History never confesses.
“Guyana cannot be allowed to slip into a state of ethnic division or social polarization. Every leader, organization and citizen has a duty to prevent a widening of the gulf.”
I recently read an account of the life and work of the Russian writer, Anton Chekhov. In a time when, above all, the country needs civility in discourse and relationships, it is good to consider the life of one of the most sensible, open-minded and civilized men who ever lived.
Anton Chekhov, born in 1860, became a doctor and practiced his profession with great devotion. But he also turned himself into one of Russia’s greatest writers. In a wonderfully creative life of only 44 years he was able to divide his time between “medicine . . my lawful wife and literature . . . mistress.” He wrote perfect short stories of shining lucidity, and his plays – the celebrated Uncle Vanya, The Seagull and The Cherry Orchard, among others – revolutionized the theater of his day and have provided succeeding generations with vivid insights into how men and women suffer and exult, love and hate, when living even the most ordinary and uneventful lives: “People,” Chekhov pointed out, “eat their dinner, just eat their dinner, and in the meantime their happiness is taking shape or their lives are being destroyed.”
As a doctor, Chekhov tended thousands of peasants in a clinic on his estate, planned and helped build schools, endowed libraries, and scraped together money and support for a multitude of other causes. This first-hand involvement with day-to-day practicalities made him scornful of all-or-nothing recipes for universal salvation. He was once accused of writing a story that lacked “ideology.” “But doesn’t the story,” Chekhov responded, “protest against lying from start to finish? Isn’t that an ideology?”
In a famous letter to the editor of a journal which had begun to publish his work, he outlined his credo: “I am neither liberal, nor conservative, nor gradualist, nor monk, nor indifferentist . . I look upon tags and labels as prejudices. My holy of holies is the human body, health, intelligence, talent, inspiration, love and freedom from violence and lies, no matter what form the latter two take.”
What shines through in Chekhov’s life is his plain humanity, the allowance he made for peoples’ weaknesses and foibles, the understanding he showed for beliefs he did not share, the respect he cultivated for the personalities of others, his disposition to seek arrangements which brought out the best in all whom he encountered.
Would that the spirit of Anton Chekhov might preside amidst the tense debates to come in Guyana! The dialogue between the contending parties, to put it mildly, will not all be plain-sailing and free of heat. Matters of great moment will be at issue and entrenched positions will be defended to the hilt. After all, the dialogue will be about the whole future of Guyana, the basic way in which the society and governance is going to be organized. Party contention, even bitter contention, will sometimes be the order of the day. Given the rifts which recently reopened so dangerously, it is going to be extremely important that tempers are held in check and that some minimum of patient attention to and consideration for the other side’s point of view is maintained.
In other words, a certain underlying civility is going to have to prevail if the dialogue is to bear fruit. My thesaurus gives a wide range of words and phrases associated with civility: common courtesy, consideration attention, graciousness, politeness, tactfulness, diplomacy, amiability, obligingness, benevolence, agreeableness, kind words, generosity of spirit, respect, attentiveness, good temper, amity, peacefulness, fair-mindedness – to list some of them.
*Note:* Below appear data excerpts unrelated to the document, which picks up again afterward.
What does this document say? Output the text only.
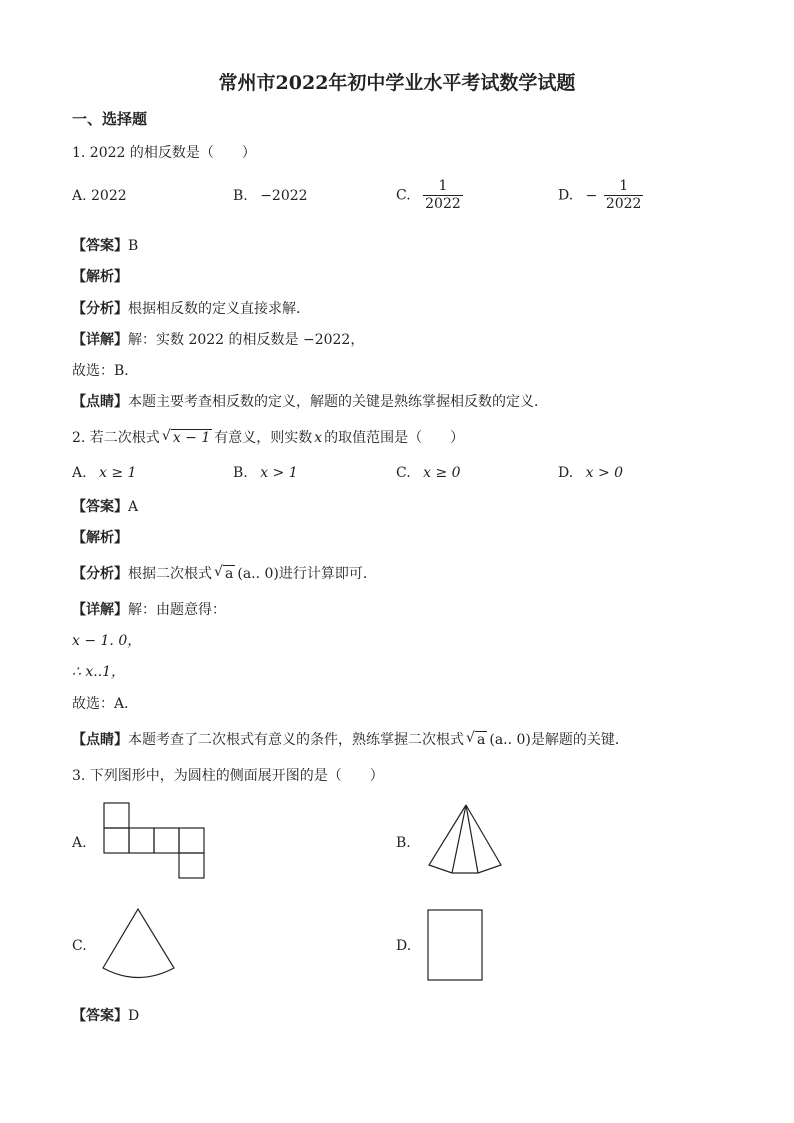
常州市2022年初中学业水平考试数学试题
一、选择题
1. 2022 的相反数是（　　）
A. 2022	B. −2022	C. $\frac{1}{2022}$	D. − $\frac{1}{2022}$
【答案】B
【解析】
【分析】根据相反数的定义直接求解．
【详解】解：实数 2022 的相反数是 −2022，
故选：B．
【点睛】本题主要考查相反数的定义，解题的关键是熟练掌握相反数的定义．
2. 若二次根式 √ x − 1 有意义，则实数 x 的取值范围是（　　）
A. x ≥ 1	B. x > 1	C. x ≥ 0	D. x > 0
【答案】A
【解析】
【分析】根据二次根式 √ a (a.. 0)进行计算即可．
【详解】解：由题意得：
x − 1. 0，
∴ x..1，
故选：A．
【点睛】本题考查了二次根式有意义的条件，熟练掌握二次根式 √ a (a.. 0)是解题的关键．
3. 下列图形中，为圆柱的侧面展开图的是（　　）
A.	B.
C.	D.
【答案】D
None of these words describes states of mind or behavior patterns which have been much in evidence in recent events or indeed in the reporting of recent events in much of the media. In fact, let’s face it: civil is not exactly the word which describes the state of relationships between the parties and people contending for power in the nation at the moment. But if dialogue is going to lead to progress in resolving the great political issues then a basic civility is going to have to accompany the debate.
Solutions are difficult to find when suspicions and resentments and insults are kept on the boil and people speak at each other but do not listen. At this state, it is crucially important that a basic civility exists between our leaders as they conduct their deliberations on the nation’s future. If nothing else such civility may become contagious among those more extreme followers on both sides who are always the ones most likely to put any delicate negotiation at risk.
In times like this, I would like to believe that a little Chekhov can go a long way.